Some companies that see opportunities for growth on the horizon have decided that they will stick with stock options, since they remain the most effective device for attracting and retaining talent. This is especially true of pre-IPO nanotechnology firms.
Managing the new reality
The challenge for nanotechnology companies when they go public and once they become public will be to keep their investors informed of their compensation philosophy. Shareholders have become increasingly critical of potential dilution from stock options in technology firms, especially where the equity is concentrated at the top.
Companies assessing their potential risks also should consider their dependence on their star researchers and innovators. Many nano companies are built around key scientific and technical talent who develop the primary intellectual property assets of the company — patents. The sudden death or departure of a key individual could have a significant impact on the financial prospects of a young company. Traditional planning tools like key person insurance or supplemental retention/benefit agreements may be a solution that should be considered to protect the company’s investment in its talent.

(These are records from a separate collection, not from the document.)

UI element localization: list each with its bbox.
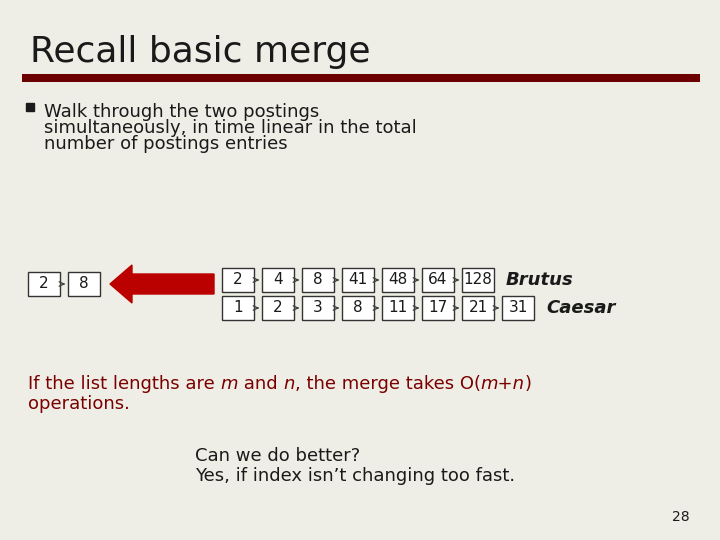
Bar <box>422 296 454 320</box>
Bar <box>422 268 454 292</box>
Bar <box>302 296 334 320</box>
Text: operations.: operations. <box>28 395 130 413</box>
Text: Recall basic merge: Recall basic merge <box>30 35 371 69</box>
Bar <box>222 268 254 292</box>
Text: 8: 8 <box>354 300 363 315</box>
Bar <box>262 268 294 292</box>
Text: ): ) <box>525 375 532 393</box>
Bar <box>222 296 254 320</box>
Text: 4: 4 <box>273 273 283 287</box>
Text: m+n: m+n <box>481 375 525 393</box>
Text: Yes, if index isn’t changing too fast.: Yes, if index isn’t changing too fast. <box>195 467 515 485</box>
Bar <box>302 268 334 292</box>
Text: 2: 2 <box>273 300 283 315</box>
Text: 3: 3 <box>313 300 323 315</box>
Text: Walk through the two postings: Walk through the two postings <box>44 103 319 121</box>
Text: 8: 8 <box>79 276 89 292</box>
Bar <box>342 268 374 292</box>
Bar <box>28 272 60 296</box>
Bar <box>502 296 534 320</box>
Bar <box>382 268 414 292</box>
Text: 21: 21 <box>469 300 487 315</box>
Text: 128: 128 <box>464 273 492 287</box>
Text: 48: 48 <box>388 273 408 287</box>
Bar <box>462 268 494 292</box>
Text: and: and <box>238 375 284 393</box>
Text: Brutus: Brutus <box>506 271 574 289</box>
Text: 41: 41 <box>348 273 368 287</box>
Bar <box>262 296 294 320</box>
FancyArrow shape <box>110 265 214 303</box>
Text: 28: 28 <box>672 510 690 524</box>
Text: n: n <box>284 375 294 393</box>
Text: 64: 64 <box>428 273 448 287</box>
Text: m: m <box>220 375 238 393</box>
Text: Caesar: Caesar <box>546 299 616 317</box>
Text: , the merge takes O(: , the merge takes O( <box>294 375 481 393</box>
Text: 2: 2 <box>233 273 243 287</box>
Bar <box>22 74 700 82</box>
Text: Can we do better?: Can we do better? <box>195 447 360 465</box>
Text: 11: 11 <box>388 300 408 315</box>
Text: 31: 31 <box>508 300 528 315</box>
Text: If the list lengths are: If the list lengths are <box>28 375 220 393</box>
Bar <box>68 272 100 296</box>
Text: 17: 17 <box>428 300 448 315</box>
Bar <box>462 296 494 320</box>
Text: number of postings entries: number of postings entries <box>44 135 287 153</box>
Text: 8: 8 <box>313 273 323 287</box>
Text: simultaneously, in time linear in the total: simultaneously, in time linear in the to… <box>44 119 417 137</box>
Text: 2: 2 <box>39 276 49 292</box>
Bar <box>342 296 374 320</box>
Bar <box>382 296 414 320</box>
Text: 1: 1 <box>233 300 243 315</box>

In addition, it can take years to develop nano concepts into commercially viable technologies. While equity/stock has the allure of a long-term financial “home run,” it also is important to balance this potential with a package of retirement and insurance benefits that provide basic protections in the meantime.
Attracting critical talent and keeping it will be an essential element of an emerging nano company’s business plan. Greater attention and a creative approach to compensation issues will be more important than ever before.